Apparently the painting is beneath some nifty new nonreflective glass, but at this distance, how could I tell? My fellow visitors and I could hardly see the thing, and we were shunted off in less than a minute. All this for a painting that (as the Louvre’s current show confirms) is hardly Leonardo’s most interesting, and that has drowned out the Venetian masterpieces in the Salle des États, such as Titian’s “Woman With a Mirror,” or Veronese’s “Wedding at Cana,” which Beyoncé was smart enough not to neglect. The museum is admitting as much with the pathetic new signs in the Salle des États: “The Mona Lisa is surrounded by other masterpieces — take a look around the room.”
This is a gallery that makes the Spirit Airlines boarding process look like a model of efficiency, and offers about as much visual delight. If you think me some sniffy aesthete for saying so, listen to the crowds: In a poll of British tourists earlier this year, the Mona Lisa was voted the “world’s most disappointing attraction,” beating out Checkpoint Charlie, the Spanish Steps, and that urinating boy in Brussels. If curators think that they are inspiring the next generation of art lovers, they are in fact doing the opposite. People come out of obligation, and leave discouraged.
The Louvre does not have an overcrowding problem per se. It has a Mona Lisa problem. No other iconic painting — not Botticelli’s “Birth of Venus” at the Uffizi in Florence, not Klimt’s “Kiss” at the Belvedere in Vienna, not “Starry Night” at the Museum of Modern Art in New York — comes anywhere close to monopolising its institution like she does. And if tourist numbers continue to rise, if last year’s 10 million visitors become next year’s 11 or 12, the place is going to crack.
It is time for the Louvre to admit defeat. It is time for the Mona Lisa to go.

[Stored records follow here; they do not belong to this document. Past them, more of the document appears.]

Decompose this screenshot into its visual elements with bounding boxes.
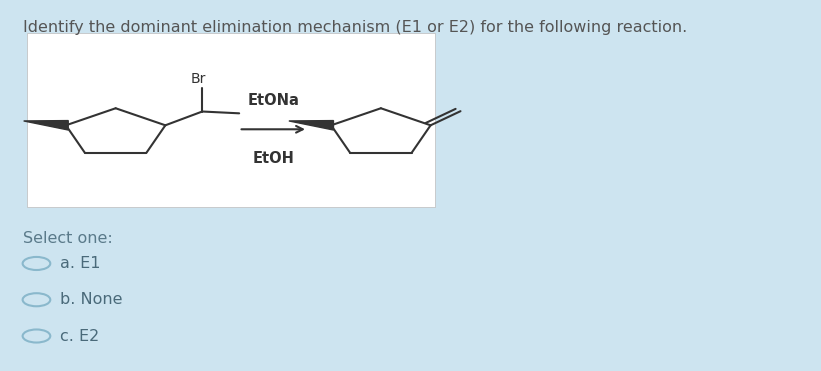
- Polygon shape: [24, 121, 68, 130]
- Text: a. E1: a. E1: [59, 256, 100, 271]
- Polygon shape: [289, 121, 333, 130]
- Text: Select one:: Select one:: [23, 231, 113, 246]
- Text: Identify the dominant elimination mechanism (E1 or E2) for the following reactio: Identify the dominant elimination mechan…: [23, 20, 688, 36]
- Bar: [27, 33, 434, 207]
- Text: EtOH: EtOH: [252, 151, 294, 166]
- Text: Br: Br: [190, 72, 206, 86]
- Text: b. None: b. None: [59, 292, 122, 307]
- Text: EtONa: EtONa: [247, 92, 299, 108]
- Text: c. E2: c. E2: [59, 328, 99, 344]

She needs her own space. Build a pavilion for her, perhaps in the Tuileries, that is optimised for the crowds. Connect it to the main museum via the underground mall known as the Carrousel du Louvre, and sell a single ticket for both locations. Set up prime selfie stations, and let more curious visitors learn about the mysterious Gioconda with supplementary exhibits. Get it up in time for the 2024 Summer Olympics. Let Kylian Mbappé inaugurate it, maybe with Carla Bruni alongside. Sell macarons.

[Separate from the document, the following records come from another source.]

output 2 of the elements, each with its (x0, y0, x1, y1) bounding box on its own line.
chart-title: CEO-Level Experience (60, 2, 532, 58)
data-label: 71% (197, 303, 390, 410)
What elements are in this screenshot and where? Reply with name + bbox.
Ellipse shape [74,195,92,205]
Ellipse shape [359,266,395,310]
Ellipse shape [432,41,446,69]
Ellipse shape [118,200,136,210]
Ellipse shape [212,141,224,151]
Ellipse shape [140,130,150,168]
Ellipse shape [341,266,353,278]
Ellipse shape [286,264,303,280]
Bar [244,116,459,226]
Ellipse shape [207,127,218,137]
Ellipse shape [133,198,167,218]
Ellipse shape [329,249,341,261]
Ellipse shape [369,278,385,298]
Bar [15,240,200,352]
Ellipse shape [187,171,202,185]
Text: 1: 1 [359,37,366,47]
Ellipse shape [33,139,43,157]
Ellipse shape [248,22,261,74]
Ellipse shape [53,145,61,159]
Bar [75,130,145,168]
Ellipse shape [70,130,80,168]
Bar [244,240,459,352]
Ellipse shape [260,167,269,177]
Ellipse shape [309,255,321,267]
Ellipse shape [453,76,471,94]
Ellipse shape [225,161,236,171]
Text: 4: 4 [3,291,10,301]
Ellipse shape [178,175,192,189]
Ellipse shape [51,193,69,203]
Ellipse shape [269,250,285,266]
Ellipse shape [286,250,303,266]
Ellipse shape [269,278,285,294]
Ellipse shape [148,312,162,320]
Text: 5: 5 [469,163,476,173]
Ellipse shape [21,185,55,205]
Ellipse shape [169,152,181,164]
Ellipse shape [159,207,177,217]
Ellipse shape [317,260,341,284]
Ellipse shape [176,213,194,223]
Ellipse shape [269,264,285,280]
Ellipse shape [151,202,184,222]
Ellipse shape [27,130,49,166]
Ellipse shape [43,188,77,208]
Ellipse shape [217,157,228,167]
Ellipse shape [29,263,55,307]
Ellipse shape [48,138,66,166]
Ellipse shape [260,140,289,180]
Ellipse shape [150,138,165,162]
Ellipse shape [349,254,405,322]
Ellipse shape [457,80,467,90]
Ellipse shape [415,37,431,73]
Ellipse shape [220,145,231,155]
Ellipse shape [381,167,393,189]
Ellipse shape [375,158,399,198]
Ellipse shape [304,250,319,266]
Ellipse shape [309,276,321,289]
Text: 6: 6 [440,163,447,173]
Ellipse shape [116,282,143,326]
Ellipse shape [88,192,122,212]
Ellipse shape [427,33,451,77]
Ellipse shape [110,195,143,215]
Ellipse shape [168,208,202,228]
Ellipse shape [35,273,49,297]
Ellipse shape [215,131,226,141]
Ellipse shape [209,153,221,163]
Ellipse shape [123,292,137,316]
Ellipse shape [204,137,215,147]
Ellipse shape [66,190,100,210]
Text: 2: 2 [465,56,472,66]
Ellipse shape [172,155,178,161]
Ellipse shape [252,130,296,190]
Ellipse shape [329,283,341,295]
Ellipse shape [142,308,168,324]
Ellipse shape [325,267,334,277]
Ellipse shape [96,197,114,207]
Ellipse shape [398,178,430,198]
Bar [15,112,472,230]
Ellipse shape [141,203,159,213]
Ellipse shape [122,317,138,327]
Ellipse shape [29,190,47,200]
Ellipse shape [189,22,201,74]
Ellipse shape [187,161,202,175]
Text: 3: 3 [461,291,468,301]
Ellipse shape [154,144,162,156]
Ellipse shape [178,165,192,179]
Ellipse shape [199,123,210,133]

It will need to be big, but I cannot conceive of an easier fundraising project. The Mona Lisa Pavilion will instantly become the most popular attraction in the most popular tourist destination on earth. Surely, having spent more than $1 billion to launch the Louvre Abu Dhabi, the potentates of the United Arab Emirates would be glad to fund the new facility, especially if it came with naming rights. The Sheikh Zayed Mona Lisa Pavilion: it has a ring to it, n’est-ce pas?
This Paris pavilion, like the Mexican basilica, would be a pilgrimage site for a sort of worship: the worship of fame, and of one’s own proximity to it. Let Samsung or another electronics company install ultra-hi-res cameras around the Gioconda. Let visitors strike a pose on the moving walkways, and then download their cutest selfies with the Leonardo under glass. Perhaps, in exchange for further naming rights, Jeff Koons could have a handbag concession at the exit of the Sheikh Zayed-Louis Vuitton Mona Lisa Pavilion.

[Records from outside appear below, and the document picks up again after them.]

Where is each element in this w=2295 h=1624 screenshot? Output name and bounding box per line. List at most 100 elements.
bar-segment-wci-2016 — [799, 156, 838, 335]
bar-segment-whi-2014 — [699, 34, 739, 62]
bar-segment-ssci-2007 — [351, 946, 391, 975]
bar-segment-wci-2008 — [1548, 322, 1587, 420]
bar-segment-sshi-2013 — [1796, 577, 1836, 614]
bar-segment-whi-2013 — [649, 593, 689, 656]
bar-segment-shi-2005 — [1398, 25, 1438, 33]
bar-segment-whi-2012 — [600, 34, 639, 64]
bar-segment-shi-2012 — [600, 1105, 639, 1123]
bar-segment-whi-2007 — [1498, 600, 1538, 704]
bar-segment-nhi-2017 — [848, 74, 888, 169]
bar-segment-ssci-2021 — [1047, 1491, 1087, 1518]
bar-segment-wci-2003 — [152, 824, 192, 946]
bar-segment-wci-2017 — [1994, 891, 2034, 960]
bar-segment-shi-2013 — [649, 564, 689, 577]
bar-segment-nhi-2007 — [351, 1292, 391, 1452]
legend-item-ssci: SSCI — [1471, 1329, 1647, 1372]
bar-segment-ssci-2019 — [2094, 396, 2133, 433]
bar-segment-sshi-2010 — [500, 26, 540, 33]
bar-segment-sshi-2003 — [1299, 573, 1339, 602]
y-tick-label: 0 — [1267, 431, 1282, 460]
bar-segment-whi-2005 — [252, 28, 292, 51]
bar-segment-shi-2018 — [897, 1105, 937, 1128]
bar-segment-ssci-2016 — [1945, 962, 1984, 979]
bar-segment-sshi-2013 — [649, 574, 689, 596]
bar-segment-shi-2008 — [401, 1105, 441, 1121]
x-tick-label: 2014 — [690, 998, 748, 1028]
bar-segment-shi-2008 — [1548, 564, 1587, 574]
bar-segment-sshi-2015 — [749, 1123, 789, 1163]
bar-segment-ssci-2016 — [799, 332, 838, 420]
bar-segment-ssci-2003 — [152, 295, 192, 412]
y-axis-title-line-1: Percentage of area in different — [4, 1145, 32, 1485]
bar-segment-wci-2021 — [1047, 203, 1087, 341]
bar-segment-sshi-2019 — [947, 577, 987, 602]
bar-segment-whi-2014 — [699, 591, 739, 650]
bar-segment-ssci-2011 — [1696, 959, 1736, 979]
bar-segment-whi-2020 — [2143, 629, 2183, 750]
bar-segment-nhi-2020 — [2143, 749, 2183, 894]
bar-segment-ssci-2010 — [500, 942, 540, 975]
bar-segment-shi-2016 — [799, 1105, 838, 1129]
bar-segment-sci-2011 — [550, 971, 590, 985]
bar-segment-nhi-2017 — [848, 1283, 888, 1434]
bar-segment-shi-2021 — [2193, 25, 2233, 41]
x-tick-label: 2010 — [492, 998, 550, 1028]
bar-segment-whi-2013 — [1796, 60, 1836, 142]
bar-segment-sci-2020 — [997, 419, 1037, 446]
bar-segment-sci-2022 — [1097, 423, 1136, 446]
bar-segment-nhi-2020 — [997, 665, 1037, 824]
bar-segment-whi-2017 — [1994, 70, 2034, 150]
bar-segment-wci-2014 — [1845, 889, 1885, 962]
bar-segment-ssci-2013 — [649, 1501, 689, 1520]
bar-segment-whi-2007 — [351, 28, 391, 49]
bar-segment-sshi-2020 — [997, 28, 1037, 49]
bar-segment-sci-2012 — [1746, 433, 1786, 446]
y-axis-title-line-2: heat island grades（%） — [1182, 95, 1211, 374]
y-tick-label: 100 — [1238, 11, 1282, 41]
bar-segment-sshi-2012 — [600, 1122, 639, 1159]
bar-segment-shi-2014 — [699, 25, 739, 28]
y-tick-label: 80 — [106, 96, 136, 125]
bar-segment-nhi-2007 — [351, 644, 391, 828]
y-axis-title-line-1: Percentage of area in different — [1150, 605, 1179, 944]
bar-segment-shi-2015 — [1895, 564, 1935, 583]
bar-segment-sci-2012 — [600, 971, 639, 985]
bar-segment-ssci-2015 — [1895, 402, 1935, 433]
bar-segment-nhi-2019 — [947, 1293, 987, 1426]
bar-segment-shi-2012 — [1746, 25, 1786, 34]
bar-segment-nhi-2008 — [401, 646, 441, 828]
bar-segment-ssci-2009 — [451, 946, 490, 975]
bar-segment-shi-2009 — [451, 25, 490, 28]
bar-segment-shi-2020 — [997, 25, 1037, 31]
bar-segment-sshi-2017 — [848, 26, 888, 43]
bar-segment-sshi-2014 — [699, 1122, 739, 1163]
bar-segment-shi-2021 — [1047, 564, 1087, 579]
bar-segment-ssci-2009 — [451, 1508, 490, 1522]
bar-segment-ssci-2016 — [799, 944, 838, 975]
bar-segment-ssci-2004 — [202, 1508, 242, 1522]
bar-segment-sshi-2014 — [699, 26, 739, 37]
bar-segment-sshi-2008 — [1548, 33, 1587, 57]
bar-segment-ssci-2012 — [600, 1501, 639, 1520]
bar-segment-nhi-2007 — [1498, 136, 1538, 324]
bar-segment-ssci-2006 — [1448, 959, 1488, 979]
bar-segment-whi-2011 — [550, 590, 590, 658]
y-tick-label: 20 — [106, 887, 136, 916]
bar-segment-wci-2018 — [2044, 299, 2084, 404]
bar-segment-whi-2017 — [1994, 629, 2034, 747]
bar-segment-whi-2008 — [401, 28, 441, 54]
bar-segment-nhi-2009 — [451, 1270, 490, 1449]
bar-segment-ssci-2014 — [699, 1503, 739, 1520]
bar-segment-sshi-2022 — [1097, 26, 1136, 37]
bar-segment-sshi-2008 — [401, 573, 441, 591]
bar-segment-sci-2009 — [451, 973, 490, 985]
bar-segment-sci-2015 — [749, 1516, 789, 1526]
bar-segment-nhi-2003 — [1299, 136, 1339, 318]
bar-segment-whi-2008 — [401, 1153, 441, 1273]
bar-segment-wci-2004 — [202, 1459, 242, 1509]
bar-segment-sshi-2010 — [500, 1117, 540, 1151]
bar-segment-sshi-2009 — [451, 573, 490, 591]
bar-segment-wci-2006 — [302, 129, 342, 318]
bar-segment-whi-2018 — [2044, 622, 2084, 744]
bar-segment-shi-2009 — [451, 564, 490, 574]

In the early 1990s, with the opening of I.M. Pei’s pyramid and the expansion into the Richelieu wing, the museum’s curators actually considered relocating the Mona Lisa. They balked — on the grounds that this mid-tier Leonardo needed to be grounded among her Cinquecento brothers and sisters. That might just have been true a quarter-century ago, when the museum had less than half its current attendance. In a Louvre of 10 million visitors, such a belief isn’t just wrong; it’s dangerous. The Mona Lisa is a security hazard, an educational obstacle, and not even a satisfying bucket-list item.
No work of art should make people miserable. Let Paris’ millions of future visitors enjoy the art, the shopping, the sweets and the selfies at the Sheikh Zayed-Louis Vuitton-Samsung Galaxy-Ladurée Macarons Mona Lisa Pavilion. Then let them rediscover the Louvre as a museum.